Su haktır; insanın ve doğada yaşayan tüm canlıların hakkıdır. Fakat çokuluslu şirketler suyun kullanım haklarını 'satın alıp' onu bir pazar malına dönüştürüyorlar. 'Su pazarı' denilen şey aslında evrensel ölçekte bir soygunun adıdır. İşte bu kitap bu soygunu gözler önüne serme suyu kimlerin bulandırdığını ya da suyumuzu kimlerin çalarak su kıtlığı yarattığını ortaya koyma amacını taşıyor. Bunu yaparken de en büyük kapitalist lobi görevi gören BM'nin tıpkı iklim değişiminde olduğu gibi küresel beyin yıkama unsuru olan medya aracılığı ile bir panik havası estirerek ortaya attığı 'su krizi' 'su kıtlığı' gibi meseleleri de sorguluyor.
Susatanlar kapitalizmin doğayı ve doğanın en değerli ürünü olan suyu nasıl sermaye birikimi elde etmek için kullandığını deşifre ediyor.

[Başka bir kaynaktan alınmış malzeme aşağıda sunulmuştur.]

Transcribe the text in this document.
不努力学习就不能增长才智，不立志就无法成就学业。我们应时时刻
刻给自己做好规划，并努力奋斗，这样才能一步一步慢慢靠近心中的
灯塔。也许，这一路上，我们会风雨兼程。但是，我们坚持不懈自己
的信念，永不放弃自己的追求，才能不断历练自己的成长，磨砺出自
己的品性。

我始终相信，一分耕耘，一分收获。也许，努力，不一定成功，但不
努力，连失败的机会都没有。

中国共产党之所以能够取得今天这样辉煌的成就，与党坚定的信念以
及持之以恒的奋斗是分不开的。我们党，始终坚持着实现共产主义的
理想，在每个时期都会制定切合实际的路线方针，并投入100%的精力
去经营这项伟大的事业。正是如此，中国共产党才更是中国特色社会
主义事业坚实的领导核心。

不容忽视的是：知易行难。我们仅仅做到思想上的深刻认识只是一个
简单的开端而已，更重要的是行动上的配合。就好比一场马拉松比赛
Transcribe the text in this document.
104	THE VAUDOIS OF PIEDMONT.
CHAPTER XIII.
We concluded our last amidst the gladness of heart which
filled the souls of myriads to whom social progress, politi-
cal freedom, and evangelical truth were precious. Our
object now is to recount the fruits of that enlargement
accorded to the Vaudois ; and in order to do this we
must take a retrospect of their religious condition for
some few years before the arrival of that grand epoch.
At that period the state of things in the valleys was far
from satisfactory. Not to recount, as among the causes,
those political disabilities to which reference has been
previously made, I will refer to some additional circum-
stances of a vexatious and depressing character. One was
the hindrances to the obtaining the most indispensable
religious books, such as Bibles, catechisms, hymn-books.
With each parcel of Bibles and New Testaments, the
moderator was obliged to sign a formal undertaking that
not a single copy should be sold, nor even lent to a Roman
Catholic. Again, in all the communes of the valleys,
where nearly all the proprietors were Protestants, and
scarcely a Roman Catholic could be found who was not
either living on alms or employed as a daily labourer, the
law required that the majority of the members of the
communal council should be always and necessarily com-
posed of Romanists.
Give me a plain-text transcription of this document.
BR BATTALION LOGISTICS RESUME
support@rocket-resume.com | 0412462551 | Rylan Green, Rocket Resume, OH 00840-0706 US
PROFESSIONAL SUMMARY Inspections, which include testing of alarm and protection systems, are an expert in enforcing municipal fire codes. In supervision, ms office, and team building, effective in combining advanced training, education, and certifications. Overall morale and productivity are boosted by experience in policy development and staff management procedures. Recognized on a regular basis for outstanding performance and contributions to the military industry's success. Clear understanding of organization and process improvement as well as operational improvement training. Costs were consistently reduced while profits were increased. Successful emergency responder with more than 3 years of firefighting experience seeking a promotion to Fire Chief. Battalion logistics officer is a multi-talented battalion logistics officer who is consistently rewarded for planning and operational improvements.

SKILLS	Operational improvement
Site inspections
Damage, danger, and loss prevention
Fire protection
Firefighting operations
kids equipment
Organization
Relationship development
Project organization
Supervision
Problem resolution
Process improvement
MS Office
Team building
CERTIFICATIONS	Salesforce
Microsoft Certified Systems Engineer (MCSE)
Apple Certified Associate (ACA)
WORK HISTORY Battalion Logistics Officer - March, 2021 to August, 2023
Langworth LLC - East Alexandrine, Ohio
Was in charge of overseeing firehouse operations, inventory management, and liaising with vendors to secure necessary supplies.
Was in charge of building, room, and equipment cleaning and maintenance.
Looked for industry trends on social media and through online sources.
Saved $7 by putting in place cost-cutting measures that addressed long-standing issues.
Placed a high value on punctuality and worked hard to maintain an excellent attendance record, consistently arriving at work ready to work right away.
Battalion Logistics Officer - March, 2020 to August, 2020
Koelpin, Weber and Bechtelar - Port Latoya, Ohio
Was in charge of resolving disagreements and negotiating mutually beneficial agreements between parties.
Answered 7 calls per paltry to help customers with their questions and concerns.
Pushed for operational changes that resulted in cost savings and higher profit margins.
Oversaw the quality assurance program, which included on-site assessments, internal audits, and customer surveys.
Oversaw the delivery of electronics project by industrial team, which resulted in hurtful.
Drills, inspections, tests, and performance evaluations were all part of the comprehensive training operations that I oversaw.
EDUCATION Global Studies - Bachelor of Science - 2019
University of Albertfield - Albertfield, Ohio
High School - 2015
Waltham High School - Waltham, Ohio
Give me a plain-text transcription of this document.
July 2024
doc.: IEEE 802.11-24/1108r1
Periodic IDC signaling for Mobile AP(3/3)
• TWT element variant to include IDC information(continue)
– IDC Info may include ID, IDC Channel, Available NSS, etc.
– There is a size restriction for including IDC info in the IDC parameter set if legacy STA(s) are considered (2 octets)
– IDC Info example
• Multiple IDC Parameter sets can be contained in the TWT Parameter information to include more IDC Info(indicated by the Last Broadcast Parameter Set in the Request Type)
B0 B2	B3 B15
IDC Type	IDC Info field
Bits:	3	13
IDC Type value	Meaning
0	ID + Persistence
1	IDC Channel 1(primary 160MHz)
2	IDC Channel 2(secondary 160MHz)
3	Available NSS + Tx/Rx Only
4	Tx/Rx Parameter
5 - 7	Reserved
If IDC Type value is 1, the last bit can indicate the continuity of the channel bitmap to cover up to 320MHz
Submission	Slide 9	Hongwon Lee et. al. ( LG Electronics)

Bugün uluslararası kartellerin su baronlarının 'mavi altın' ya da 21. yüzyılın petrolü olarak gördükleri su üzerine yaptıkları 'kirli' yatırıma dikkat çekiyor.
Küresel ölçekte su döngüsünü iklim değişikliğini ve sonuçlarını barajları HES projelerini totalde su meselesini ele alan bu çalışma bir uyandırma servisi niteliğinde!